C’était la deuxième fois dans la même journée que Lassa entendait parler des mines. Ce devait être un endroit terrible et en plus cela devait fournir beaucoup de ressources aux prêtres de Ka. Étant donné que la guerre était déclarée, comme ils n’avaient plus à cacher leur existence, elle décida que ce serait la deuxième action d’éclat de la résistance.

Toutes les actions qui pourraient être connues de la population les rendraient populaires et saperaient le pouvoir des prêtres. De plus, les gens se rallieraient plus facilement à leur cause. Géron était d’accord et Lassa demanda à Stilv d’obtenir toutes les informations possibles sur ces mines.

La journée était à peine entamée que la nouvelle de leur coup de force sur la capitale avait déjà fait le tour du village et tous vinrent les féliciter de cette action.

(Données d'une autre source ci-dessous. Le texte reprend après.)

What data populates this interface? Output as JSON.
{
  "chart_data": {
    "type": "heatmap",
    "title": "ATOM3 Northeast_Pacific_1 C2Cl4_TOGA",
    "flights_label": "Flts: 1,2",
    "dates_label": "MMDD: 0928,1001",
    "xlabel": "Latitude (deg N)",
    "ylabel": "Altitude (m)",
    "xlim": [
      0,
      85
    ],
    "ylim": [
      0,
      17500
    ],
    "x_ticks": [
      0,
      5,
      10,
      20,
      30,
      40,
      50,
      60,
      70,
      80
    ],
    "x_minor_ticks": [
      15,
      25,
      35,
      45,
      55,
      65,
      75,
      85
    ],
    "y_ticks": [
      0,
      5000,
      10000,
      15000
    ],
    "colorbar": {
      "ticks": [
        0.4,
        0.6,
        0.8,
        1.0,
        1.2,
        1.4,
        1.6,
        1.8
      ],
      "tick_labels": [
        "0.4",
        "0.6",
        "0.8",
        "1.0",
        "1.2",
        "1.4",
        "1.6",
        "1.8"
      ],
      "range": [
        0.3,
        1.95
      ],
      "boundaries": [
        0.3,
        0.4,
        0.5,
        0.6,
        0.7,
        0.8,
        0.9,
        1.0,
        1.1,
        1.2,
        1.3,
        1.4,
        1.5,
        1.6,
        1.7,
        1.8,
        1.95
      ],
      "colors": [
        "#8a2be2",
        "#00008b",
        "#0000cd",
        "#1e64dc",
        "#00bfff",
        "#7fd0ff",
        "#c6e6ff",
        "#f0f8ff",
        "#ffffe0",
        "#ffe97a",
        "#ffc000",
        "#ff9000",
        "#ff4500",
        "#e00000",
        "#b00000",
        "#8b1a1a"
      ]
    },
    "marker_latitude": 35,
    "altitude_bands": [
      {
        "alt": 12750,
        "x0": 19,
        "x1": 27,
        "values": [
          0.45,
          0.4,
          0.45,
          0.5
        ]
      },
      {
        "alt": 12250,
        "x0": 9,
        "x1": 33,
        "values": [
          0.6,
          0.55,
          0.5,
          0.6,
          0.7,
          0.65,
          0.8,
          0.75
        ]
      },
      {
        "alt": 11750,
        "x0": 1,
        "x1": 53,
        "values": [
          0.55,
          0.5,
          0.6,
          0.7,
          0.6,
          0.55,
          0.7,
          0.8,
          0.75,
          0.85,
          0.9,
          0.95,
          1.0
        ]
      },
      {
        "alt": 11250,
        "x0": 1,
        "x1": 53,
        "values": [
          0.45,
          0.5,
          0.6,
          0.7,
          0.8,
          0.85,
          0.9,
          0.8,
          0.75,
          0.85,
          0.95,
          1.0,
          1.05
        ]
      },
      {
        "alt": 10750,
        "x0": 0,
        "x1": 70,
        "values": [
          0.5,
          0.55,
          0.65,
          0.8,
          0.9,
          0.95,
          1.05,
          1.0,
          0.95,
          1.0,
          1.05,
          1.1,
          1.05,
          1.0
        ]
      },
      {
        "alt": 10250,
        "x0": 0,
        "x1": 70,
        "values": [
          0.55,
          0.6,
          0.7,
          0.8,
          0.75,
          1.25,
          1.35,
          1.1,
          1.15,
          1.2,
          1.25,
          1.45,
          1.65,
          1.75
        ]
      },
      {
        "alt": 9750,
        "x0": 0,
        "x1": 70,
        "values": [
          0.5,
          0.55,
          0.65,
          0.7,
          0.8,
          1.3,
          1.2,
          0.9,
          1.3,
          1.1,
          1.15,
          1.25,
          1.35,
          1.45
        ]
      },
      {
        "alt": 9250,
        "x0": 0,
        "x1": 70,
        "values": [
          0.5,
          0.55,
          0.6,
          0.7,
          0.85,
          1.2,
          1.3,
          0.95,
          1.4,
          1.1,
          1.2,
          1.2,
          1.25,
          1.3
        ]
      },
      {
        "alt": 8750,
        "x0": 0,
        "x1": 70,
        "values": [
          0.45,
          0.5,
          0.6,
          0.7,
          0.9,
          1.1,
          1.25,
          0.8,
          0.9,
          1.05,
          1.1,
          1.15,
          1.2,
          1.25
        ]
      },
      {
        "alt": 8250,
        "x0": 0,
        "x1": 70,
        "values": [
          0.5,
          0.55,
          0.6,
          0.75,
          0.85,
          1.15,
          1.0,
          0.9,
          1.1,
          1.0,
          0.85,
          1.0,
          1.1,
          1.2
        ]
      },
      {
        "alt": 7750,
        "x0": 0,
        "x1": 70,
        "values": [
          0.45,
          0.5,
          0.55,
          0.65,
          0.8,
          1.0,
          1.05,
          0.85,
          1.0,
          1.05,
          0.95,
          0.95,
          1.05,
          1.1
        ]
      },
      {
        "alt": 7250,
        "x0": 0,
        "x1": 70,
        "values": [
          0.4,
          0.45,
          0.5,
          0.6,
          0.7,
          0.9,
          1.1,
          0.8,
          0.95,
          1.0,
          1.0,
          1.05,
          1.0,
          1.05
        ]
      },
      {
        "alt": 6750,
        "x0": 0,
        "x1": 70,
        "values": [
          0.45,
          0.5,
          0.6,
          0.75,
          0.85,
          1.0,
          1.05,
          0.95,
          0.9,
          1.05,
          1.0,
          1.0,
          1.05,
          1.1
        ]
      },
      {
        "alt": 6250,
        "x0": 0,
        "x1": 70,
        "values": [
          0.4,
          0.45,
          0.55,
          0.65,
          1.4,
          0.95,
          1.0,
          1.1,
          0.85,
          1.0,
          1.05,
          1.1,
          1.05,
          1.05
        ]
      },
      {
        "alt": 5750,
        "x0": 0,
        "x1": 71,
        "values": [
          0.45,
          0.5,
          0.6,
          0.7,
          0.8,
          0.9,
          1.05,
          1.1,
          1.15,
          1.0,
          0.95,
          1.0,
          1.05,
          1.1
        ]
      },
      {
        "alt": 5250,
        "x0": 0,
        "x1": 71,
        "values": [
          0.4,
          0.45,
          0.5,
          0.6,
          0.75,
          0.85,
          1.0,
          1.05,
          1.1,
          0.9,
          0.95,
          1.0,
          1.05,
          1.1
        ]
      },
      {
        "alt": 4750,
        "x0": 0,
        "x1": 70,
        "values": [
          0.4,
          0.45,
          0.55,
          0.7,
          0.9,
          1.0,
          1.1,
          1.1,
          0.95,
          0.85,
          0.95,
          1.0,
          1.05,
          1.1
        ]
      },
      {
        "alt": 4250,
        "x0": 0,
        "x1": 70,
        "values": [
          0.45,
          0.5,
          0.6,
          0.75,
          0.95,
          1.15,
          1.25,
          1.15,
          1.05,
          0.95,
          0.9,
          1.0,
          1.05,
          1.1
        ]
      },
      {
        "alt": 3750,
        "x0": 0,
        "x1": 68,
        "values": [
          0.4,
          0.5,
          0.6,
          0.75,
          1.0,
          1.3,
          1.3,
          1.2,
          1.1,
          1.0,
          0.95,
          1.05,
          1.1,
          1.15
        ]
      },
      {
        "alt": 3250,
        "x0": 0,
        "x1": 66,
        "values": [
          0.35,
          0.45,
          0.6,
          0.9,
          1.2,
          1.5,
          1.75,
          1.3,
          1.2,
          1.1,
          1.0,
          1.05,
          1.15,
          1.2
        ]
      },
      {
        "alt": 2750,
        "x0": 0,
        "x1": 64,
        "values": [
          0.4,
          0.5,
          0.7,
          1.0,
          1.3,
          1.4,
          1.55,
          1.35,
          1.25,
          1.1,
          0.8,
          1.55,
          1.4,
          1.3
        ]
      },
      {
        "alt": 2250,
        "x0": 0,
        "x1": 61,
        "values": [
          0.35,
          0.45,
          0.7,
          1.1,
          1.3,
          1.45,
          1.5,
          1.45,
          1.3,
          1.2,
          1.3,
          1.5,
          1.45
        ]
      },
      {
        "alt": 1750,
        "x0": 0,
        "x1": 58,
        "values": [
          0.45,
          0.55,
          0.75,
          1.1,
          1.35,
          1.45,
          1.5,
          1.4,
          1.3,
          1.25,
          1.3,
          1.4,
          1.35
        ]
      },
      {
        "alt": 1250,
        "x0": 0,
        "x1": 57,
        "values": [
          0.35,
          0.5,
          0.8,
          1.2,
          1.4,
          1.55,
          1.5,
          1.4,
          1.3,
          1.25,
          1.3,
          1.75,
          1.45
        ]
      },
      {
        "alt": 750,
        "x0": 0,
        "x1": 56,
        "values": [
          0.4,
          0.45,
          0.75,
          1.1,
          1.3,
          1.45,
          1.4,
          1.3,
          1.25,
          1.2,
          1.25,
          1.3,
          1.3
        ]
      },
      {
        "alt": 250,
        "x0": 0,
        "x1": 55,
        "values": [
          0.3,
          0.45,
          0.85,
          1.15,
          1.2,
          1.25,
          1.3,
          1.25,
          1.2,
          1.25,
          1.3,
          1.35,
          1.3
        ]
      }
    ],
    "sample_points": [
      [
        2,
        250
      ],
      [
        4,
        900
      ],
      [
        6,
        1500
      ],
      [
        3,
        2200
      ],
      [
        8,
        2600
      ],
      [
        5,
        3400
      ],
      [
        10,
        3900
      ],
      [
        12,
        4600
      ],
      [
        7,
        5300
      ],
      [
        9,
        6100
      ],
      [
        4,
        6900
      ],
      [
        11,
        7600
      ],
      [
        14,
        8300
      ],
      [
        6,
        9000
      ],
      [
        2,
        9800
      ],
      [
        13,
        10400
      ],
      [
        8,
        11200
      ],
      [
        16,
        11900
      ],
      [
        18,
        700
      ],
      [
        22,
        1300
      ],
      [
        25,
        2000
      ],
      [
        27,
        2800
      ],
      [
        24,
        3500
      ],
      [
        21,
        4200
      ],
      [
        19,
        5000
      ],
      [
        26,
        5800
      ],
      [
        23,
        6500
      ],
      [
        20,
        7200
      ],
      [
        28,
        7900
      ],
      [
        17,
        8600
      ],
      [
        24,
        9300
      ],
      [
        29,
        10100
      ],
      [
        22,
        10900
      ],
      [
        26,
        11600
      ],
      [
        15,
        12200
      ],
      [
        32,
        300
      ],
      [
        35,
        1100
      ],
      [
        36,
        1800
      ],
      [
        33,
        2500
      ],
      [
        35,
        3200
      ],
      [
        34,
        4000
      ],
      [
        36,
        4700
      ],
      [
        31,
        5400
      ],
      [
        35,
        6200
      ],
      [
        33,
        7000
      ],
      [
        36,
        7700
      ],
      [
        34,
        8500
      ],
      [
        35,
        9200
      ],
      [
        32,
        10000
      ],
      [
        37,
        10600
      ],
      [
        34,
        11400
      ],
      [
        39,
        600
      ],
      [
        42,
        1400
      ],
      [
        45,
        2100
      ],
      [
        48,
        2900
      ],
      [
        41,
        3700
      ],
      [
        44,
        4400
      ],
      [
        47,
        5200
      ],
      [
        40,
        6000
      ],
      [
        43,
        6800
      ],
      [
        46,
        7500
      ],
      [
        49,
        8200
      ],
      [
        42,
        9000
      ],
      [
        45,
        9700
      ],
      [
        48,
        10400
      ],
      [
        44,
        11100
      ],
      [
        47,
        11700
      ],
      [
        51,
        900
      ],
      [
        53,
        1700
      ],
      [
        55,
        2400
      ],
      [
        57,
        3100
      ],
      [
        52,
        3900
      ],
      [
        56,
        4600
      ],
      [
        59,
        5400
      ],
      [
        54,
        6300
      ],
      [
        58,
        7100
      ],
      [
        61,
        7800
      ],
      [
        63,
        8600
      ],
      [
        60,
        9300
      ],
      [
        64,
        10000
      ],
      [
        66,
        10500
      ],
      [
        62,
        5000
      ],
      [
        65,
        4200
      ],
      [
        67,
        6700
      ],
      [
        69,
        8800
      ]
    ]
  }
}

La plupart des volontaires auraient souhaité prendre part à cette évasion et tous demandèrent de participer activement à la prochaine. Lassa les rassura quant à la suite des opérations en les assurant que maintenant qu’ils avaient commencé, il y en aurait pour tout le monde et ils repartirent plein d’espoir. La liesse qu’avait suscité cette nouvelle donna une autre idée à Lassa, idée qu’elle pouvait exploiter sur le champ.

— Stilv, dis-moi combien de temps faudrait-il pour survoler tous les villages et les villes du pays en comptant rester environ trois minutes au-dessus, un peu plus dans les grandes villes et en ne volant que le jour.

— Étant donné les paramètres et sachant qu’il y a sept cent douze agglomérations dont sept villes plus importantes, nous serions de retour dans six jours en comptant l’après-midi d’aujourd’hui.

— Merci Stilv, je vais y réfléchir.

Lassa alla voir Rangar et lui demanda s’il avait dans son équipe un scribe. Celui-ci appela Marvin, un homme d’une trentaine d’année, qu’il lui recommanda comme ayant la plus belle écriture. C’était lui qui retranscrivait les mots qu’ils trouvaient dans leur registre.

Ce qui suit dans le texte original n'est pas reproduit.